Marianne Williamson was never going to be president. But in losing her, we didn’t just lose a joke. We lost a valuable lifeline to a group of potential voters who rarely turn up to the ballot box (the New York Times profile noted that many Williamson supporters who turned up to her meetings were people who had only developed an interest in politics through familiarity with her.) She also pointed to a mindset that a lot of Americans share. Willing a hurricane away with your mind sounds ridiculous but, as Williamson herself said, the difference between that and prayer is merely “semantic”. She spoke in the language of god-fearing religious Texans — she once proclaimed that everywhere is “a front for a church” — and she introduced people to liberal ideas through that. It was, well, clever.

Additionally, a distrust with “Big Pharma” is something she didn’t start, but she did shine a light on. Williamson’s position on vaccinations has always been muddled — a New York Magazine article titled “Where does Marianne Williamson actually stand on vaccines?” pretty succinctly summarized the confusion — and although she at one point during her campaign said she was “pro-vaccination”, she had also in the past referred to controversial “vaccine skeptics” as “experts” on her radio show and talked about vaccines causing autism. Ironically enough, the suspicion toward physicians and pharmaceuticals which feeds unfounded paranoia about vaccines probably arises from the same healthcare problems Williamson diagnosed and promised to overcome. Profits and disease outcomes do go hand-in-hand in America; doctors do have unacceptably cosy relationships with drugs companies; the opioid crisis happened because something in this relationship went terribly, terribly wrong. Someone has to reckon with this legacy at some point. She is hardly the only person to have opened up a discussion with anti-vaxxers.

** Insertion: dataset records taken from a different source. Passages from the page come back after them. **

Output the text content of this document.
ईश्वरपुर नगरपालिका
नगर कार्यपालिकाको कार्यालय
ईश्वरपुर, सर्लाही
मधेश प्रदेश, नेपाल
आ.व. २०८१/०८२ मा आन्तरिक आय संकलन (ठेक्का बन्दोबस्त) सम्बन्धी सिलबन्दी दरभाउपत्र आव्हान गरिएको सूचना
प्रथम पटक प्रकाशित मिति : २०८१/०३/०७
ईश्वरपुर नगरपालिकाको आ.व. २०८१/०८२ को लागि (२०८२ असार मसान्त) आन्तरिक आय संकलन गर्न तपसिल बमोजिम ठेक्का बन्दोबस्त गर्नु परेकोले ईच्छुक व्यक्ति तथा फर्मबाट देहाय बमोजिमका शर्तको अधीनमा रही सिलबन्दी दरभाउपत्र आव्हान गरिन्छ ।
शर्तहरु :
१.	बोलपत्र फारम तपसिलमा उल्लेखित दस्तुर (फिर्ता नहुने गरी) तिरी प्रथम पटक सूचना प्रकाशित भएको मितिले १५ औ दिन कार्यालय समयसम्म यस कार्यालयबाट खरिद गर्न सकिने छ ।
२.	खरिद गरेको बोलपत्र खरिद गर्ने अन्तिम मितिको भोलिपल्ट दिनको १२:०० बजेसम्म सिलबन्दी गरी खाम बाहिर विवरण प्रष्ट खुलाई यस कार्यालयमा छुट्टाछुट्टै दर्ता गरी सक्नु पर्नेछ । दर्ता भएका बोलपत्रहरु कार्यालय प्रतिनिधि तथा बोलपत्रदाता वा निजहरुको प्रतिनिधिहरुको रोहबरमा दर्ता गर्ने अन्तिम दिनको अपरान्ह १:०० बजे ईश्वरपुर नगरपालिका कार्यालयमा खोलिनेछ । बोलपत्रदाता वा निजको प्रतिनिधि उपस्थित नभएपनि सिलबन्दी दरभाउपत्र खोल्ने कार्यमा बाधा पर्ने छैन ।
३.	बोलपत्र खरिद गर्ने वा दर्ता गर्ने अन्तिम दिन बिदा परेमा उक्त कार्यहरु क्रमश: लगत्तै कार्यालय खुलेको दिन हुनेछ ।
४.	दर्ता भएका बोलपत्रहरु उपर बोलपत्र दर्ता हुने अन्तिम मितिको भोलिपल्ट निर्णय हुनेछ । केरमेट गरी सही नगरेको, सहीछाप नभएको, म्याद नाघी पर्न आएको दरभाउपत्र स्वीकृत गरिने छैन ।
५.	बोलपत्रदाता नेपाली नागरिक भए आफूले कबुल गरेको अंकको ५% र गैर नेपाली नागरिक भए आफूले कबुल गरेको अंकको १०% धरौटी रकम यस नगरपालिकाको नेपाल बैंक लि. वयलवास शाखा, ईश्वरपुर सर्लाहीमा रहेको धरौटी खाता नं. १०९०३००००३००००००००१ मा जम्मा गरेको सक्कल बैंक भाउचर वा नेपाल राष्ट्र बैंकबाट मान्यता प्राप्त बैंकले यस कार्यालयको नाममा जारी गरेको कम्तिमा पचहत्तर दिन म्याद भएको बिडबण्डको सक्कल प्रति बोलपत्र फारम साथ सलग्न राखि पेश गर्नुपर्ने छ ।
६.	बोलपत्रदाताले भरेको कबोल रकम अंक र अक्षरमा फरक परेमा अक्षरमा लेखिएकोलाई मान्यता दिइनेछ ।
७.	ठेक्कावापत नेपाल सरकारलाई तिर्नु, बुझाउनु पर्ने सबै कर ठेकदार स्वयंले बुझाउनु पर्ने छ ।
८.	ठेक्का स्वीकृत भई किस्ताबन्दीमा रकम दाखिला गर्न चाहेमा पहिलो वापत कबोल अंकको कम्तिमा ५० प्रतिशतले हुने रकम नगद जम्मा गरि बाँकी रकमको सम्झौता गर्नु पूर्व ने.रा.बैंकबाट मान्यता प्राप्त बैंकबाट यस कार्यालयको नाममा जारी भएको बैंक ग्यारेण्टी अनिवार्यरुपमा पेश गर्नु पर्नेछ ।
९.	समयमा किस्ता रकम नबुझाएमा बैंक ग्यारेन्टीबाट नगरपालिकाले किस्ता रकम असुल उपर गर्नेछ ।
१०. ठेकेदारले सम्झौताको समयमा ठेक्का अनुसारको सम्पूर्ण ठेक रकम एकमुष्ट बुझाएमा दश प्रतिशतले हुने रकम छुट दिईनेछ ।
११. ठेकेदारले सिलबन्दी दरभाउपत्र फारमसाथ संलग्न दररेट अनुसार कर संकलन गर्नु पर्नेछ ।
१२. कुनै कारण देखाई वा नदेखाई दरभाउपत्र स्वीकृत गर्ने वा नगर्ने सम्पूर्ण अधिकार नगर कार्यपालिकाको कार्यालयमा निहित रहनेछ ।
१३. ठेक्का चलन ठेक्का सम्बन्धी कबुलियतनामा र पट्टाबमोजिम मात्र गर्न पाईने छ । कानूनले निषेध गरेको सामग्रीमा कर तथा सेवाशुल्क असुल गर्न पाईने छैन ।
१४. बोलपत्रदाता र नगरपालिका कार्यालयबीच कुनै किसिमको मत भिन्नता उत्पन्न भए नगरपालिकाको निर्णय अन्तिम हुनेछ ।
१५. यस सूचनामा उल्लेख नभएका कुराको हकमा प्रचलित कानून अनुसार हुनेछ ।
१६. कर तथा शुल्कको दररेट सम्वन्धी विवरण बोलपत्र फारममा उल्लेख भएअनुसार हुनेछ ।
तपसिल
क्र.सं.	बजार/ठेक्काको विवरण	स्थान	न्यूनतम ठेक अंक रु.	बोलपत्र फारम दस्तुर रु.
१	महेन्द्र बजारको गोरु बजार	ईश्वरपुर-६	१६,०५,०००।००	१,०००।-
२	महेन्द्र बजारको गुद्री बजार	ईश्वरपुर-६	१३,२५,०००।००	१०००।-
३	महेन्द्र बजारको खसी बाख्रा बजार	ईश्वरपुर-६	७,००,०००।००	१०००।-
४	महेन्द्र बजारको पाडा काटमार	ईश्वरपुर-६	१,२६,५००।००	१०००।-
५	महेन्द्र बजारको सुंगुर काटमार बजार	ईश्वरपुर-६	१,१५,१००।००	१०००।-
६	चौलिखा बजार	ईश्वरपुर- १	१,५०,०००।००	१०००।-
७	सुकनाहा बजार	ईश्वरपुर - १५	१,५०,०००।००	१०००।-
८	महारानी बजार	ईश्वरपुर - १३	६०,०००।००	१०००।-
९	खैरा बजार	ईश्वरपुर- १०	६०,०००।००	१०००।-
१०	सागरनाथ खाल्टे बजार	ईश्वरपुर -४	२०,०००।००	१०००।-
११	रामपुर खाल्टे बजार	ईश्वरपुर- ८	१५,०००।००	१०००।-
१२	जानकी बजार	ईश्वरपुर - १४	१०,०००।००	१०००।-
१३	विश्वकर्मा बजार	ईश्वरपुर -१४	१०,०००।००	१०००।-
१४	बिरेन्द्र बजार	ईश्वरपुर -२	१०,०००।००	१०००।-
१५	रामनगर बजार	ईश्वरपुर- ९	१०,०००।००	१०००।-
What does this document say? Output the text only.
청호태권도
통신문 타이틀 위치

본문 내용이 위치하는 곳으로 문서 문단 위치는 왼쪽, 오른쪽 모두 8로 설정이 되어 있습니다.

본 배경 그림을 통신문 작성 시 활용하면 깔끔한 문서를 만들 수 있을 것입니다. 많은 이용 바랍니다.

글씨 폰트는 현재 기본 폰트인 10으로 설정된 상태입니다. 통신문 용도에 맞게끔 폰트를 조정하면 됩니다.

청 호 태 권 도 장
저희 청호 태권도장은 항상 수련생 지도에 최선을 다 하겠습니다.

As Williamson drops out the race, we should be wise enough to take something valuable from her campaign rather than dismissing it as a mad, bad combination of malicious entryism and meaningless self-help sorcery. America is in a cynical place right now, a place where people think “all politicians are corrupt anyway”, a place where people distrust the authority of their doctors, their leaders and their experts alike. Some of those people were Marianne’s people, tempted out of the woodwork by a promise of something new. Democrats shouldn’t forget them now — or they could well be Trump’s people come November.